TMDQA: Acho que esse disco novo tem as melhores músicas do seu catálogo até agora, como “Heavy Lies” e “Parachutes”, mas “In Bloom” é o single principal e definitivamente é um hit. Quando a ouvi pela primeira vez eu pensei “tá, esses caras acertaram nessa”. Foi esse o sentimento pra vocês também? Como foi o processo de composição dela?
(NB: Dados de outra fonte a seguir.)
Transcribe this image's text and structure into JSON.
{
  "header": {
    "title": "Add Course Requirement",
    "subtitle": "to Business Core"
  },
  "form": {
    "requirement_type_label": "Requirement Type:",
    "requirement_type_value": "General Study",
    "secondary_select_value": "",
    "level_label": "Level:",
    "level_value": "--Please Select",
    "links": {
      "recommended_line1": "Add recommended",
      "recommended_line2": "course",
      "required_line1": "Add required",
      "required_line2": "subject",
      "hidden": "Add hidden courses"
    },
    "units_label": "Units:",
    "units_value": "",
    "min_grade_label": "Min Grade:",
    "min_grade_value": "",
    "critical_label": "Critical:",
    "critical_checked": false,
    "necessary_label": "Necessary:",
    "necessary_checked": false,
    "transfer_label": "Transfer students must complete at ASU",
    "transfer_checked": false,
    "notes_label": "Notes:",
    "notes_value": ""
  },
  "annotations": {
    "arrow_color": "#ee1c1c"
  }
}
Ben: Obrigado! Quando nós começamos a escrever essa música eu tive essa ideia de literalmente um verso e um refrão. Aí eu mandei ela pros caras um ano antes de escrevermos o disco e imediatamente eles responderam “sim! essa música é como ouro. Isso é sensacional”. E a partir daí começamos a construir a música e gravamos uma demo um ano antes de entrarmos em estúdio. Um pouco antes de começarmos a gravar o Sam [Bowden, guitarrista] veio no estúdio do meu irmão e nós começamos a improvisar em cima dela. Então nós tínhamos 2 partes da música, com aquela demo antiga. E depois que o meu pai morreu eu voltei pra casa depois de uma turnê e a primeira coisa que fiz foi sentar para escrever o resto da música. Foi assim que ela aconteceu. Ela é muito importante pra mim, é uma música para os meus pais, era sobre eu me desculpando por toda a merda que fiz na vida pra eles, e isso tornou tudo muito mais significativo pra mim. Porque eu estava em turnê e o meu pai morreu, então era como se eu estivesse tentando falar com ele, tentando me desculpar por tudo.
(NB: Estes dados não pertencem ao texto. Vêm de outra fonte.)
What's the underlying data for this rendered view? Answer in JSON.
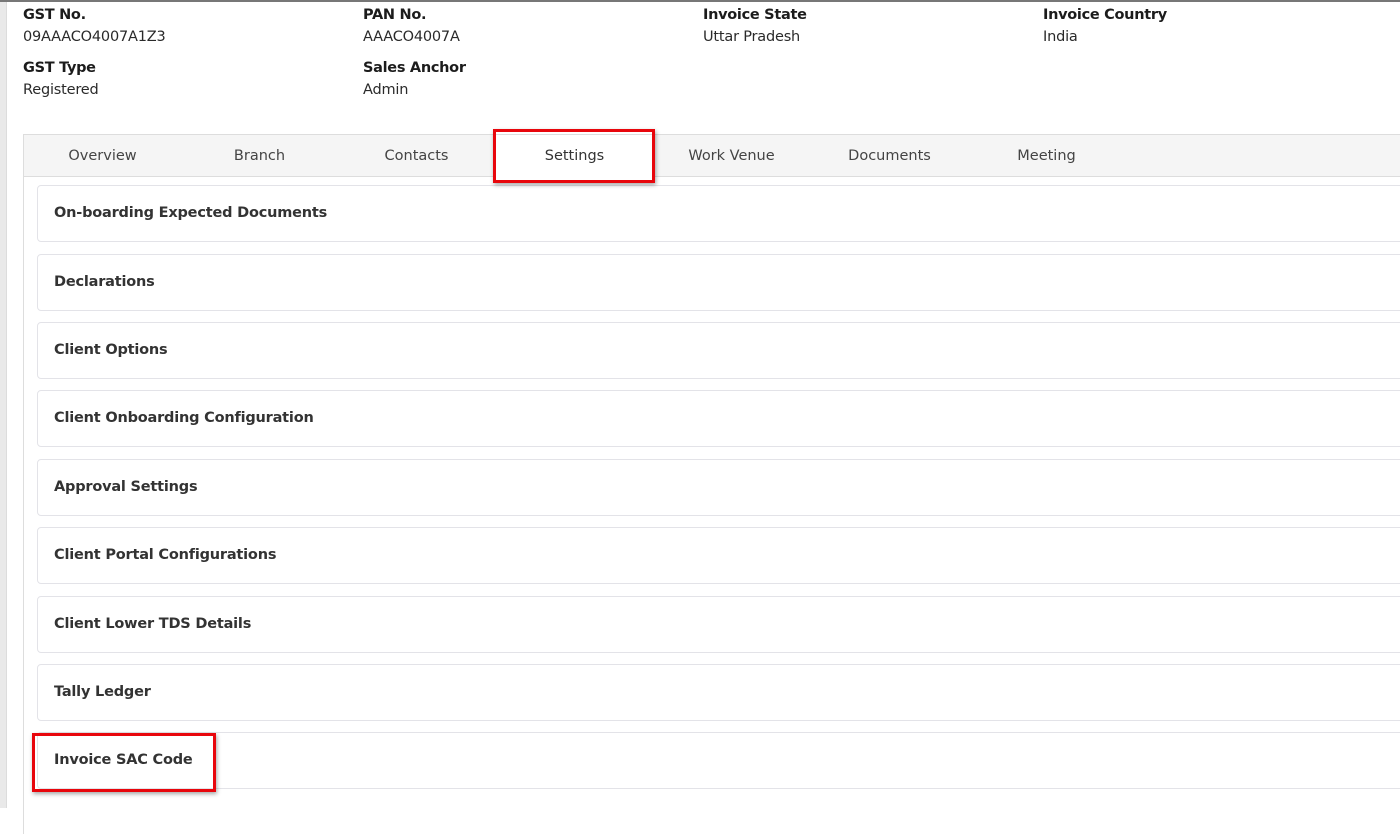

Acho que essa é uma música sobre querer ser perdoado e poder seguir com a sua vida, e se permitir ter tempo o suficiente para crescer tentar chegar nesse ponto.
TMDQA: Já rolou de você escrever uma música específica sobre alguém e a pessoa se tocar que era pra ela, chegar em você e dizer “porque você não me disse isso antes?”
Ben: Não sei, acho que as pessoas dão o significado para as músicas que mais faz sentido com a vida delas. Não acho que a maioria das pessoas saiba que essa música é sobre os meus pais, mas é o que significa pra mim sabe? Pra mim é o que é, mas pras pessoas na plateia pode significar qualquer outra coisa. E essa é beleza nisso, poder ressignificar o sentido de uma música nossa, desde que ela te ajude e faça sentido pra você, esse é o importante.
TMDQA: Vocês trabalharam com o Ricardo Cavolo na maravilhosa arte da capa de Life’s Not Out To Get You e The Peace And The Panic contém ilustrações interessantes de Ryan Besch. O quanto você se envolve no processo criativo na hora de criar o conceito das artes e do material gráfico e visual da banda?
Ben: Foi um pouco diferente nas duas vezes. Com o Ricardo nós mostramos o título do disco pra ele e falamos, “é isso aí. Pinta o que você acha que isso significa”. A primeira entrega que ele fez pra gente foi muito parecida com o produto final, mas tinha mais elementos náuticos, envolvia o mar e o oceano e nós pedimos “você pode deixar tudo menos náutico?” (risos). E ele basicamente mudou algumas coisas, trocou navios por castelos e coisas assim. Na segunda entrega ele foi perfeito. Ele é da Espanha e fiquei surpreso que ele concordou em fazer o trabalho pra gente, porque depois que o disco foi lançado ele explodiu – e não acho que foi por nossa causa, ele é realmente bom – o trabalho dele se tornou muito conhecido muito rapidamente. Ele é um artista incrível e eu vejo o trabalho dele por todo o lugar, na Europa principalmente.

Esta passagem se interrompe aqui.